My problem now is that I'm not sure what the best practice is for making the list of aircraft objects available for all the different viewmodels. Here's some of the alternatives I've considered:
1.Inject the repository into each viewmodel, and then get all the objects from the repo.
2.Inject the repository into a MainViewModel that retrieves all the objects from the repo, and then inject the object collection into all other viewmodels that needs it.
So in sum: I have a set of viewmodels that all make use of the same collection of model objects. What is the best practice for sharing this collection between the viewmodels when using the repository pattern?
Upvotes: 2
Views: 1712
Reputation: 16119
In a WPF application I'll typically create service objects which encapsulate repositories which in turn contain a session object each, but I use dependency injection to inject the actual implementations. One of the major benefits of doing this is that everything can be easily mocked for unit testing, but another one is that you now have total control over the scope of these objects. If you're pulling your data from a database then you'll have different strategies for session management depending on whether you're developing a windows app vs a web site (say) and in enterprise applications this requirement will change even within the same code base. There's a good article on Germán Schuager's blog discussing the pros and cons of various session management strategies but for WPF applications using one session per form seems to be a good one. If you're using something like Ninject then you simply scope your ISession object to the view model for your top-level "page" and then all the objects within the logical hierarchy for that page can create their own repositories without needing to know about each other. Since they're all sharing the same session object they're also sharing the same entities in the repository cache and thus the model is now being shared by multiple view models. The only thing that remains is to add property notification to the entity classes in your domain layer so that changes made by one view model propagate through to the others, but that's a topic for another post (hint: your DB layer should provide some mechanism for injecting your own wrapper proxies to add property change notification automatically using things like Castle DynamicProxy etc).
Upvotes: 2
Reputation: 114
Your data should be located in some place... (Service, Database, File, Etc...). In that case, you should have a class which manage yours client requests: GetAllAircrafts, Create, Update, Etc... This class somtimes called XXXService. I think that this is where you should expose your collection of models. This service can be injected to the view models and share the collection of models through a get property (Maybe as a read only collection...?)
Good luck !
Upvotes: 0
Reputation: 396
We have a complex composite financial application where we needed to share various model objects across viewmodels, So we took an approach: we created a high level Model Object which holds collections of other model entities. This high level model is returned/populated in servicelayer. We share this high level model object in many viewmodels and with many PRISM modules using event aggregator .

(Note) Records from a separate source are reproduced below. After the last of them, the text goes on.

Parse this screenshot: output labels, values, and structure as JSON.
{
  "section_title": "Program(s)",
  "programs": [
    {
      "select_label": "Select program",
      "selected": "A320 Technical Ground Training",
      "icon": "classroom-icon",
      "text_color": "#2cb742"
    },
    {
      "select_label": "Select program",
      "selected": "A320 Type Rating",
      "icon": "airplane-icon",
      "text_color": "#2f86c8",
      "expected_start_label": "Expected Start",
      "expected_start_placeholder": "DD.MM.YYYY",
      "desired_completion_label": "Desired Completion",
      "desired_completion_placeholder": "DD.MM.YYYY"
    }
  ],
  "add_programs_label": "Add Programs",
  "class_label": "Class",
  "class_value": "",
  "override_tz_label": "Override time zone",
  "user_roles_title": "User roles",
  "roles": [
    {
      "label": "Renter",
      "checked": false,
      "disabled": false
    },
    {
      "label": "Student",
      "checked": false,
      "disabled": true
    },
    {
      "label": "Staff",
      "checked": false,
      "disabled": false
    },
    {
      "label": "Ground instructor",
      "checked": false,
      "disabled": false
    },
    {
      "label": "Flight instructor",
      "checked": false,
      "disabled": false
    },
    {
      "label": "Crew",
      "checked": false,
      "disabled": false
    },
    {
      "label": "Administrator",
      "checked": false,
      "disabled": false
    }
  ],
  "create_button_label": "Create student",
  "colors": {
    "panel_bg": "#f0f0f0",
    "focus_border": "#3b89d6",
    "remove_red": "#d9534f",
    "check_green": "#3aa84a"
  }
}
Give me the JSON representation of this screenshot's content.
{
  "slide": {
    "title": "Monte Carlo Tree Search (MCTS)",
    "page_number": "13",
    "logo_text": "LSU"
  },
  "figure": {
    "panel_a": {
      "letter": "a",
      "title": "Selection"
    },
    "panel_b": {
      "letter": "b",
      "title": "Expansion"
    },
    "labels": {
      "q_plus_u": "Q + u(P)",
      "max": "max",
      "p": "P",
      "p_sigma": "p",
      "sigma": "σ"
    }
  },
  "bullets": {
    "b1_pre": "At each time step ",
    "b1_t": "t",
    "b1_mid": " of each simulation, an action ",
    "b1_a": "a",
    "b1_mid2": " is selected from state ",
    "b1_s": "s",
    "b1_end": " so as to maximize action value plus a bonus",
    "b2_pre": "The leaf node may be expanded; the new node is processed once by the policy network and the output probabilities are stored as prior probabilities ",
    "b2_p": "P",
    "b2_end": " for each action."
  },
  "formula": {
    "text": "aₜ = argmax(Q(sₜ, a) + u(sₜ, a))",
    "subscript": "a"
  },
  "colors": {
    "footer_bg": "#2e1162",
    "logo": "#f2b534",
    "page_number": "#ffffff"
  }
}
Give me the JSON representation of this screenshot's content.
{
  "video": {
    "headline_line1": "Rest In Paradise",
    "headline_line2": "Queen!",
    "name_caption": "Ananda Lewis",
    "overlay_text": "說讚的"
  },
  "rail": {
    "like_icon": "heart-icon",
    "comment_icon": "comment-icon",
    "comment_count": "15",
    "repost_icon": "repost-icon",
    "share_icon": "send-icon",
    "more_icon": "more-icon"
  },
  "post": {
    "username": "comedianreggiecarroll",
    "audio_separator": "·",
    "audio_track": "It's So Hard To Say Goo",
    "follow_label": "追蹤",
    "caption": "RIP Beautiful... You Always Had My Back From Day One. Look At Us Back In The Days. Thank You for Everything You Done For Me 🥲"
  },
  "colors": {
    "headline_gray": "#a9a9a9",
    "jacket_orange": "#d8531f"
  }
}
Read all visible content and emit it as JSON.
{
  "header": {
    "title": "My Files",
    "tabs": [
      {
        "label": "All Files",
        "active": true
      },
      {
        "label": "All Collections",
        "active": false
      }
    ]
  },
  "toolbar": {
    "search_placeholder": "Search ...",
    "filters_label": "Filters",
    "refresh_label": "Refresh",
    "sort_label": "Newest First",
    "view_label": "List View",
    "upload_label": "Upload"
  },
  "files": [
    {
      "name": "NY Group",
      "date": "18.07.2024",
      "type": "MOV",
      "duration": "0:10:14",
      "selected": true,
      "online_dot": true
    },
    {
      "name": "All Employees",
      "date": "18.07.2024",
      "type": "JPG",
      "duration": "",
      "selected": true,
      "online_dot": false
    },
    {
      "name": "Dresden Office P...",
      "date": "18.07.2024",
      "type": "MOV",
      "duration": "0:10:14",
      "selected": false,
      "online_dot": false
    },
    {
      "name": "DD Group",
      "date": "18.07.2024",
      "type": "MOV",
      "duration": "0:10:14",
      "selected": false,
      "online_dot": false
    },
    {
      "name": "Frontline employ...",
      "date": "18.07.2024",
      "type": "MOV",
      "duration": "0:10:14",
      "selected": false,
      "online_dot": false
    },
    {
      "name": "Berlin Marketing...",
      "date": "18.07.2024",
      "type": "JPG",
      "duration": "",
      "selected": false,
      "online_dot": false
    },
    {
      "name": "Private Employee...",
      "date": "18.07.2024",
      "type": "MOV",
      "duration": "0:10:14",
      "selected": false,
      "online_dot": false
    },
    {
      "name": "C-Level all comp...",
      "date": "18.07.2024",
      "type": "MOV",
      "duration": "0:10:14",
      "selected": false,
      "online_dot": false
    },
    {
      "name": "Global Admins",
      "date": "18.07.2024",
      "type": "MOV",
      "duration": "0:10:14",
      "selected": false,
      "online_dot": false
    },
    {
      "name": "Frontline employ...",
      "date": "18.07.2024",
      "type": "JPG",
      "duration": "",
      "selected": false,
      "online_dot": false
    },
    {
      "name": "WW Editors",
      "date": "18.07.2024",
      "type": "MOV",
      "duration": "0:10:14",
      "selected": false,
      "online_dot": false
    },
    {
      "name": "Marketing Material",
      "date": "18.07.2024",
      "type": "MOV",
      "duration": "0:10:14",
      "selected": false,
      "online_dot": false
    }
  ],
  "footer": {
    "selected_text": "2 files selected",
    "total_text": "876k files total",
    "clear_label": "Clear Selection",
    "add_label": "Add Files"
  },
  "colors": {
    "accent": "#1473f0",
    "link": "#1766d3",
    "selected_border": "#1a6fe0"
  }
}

So in your case you may have a AircarftsData Model, which can maintain collection of aircrafts. you can populate this model using your repository. Then You can pass this AircarftsData in various viewmodels.
We have shipped our application in production with this design and faced no issues as such. One thing you might want to be careful of Memory leakage of this Model object. If somehow any child object of this Model is leaked in memory then whole high level model may remain in memory.
Upvotes: 0
Reputation: 12857
The general rule of thumb is that EACH view should have it's own ViewModel, you can reuse ViewModels via inheritance or adding properties but again a view "DESERVES" it's own ViewModel.
You can have your views leverage interfaces, your viewmodels can implement interfaces.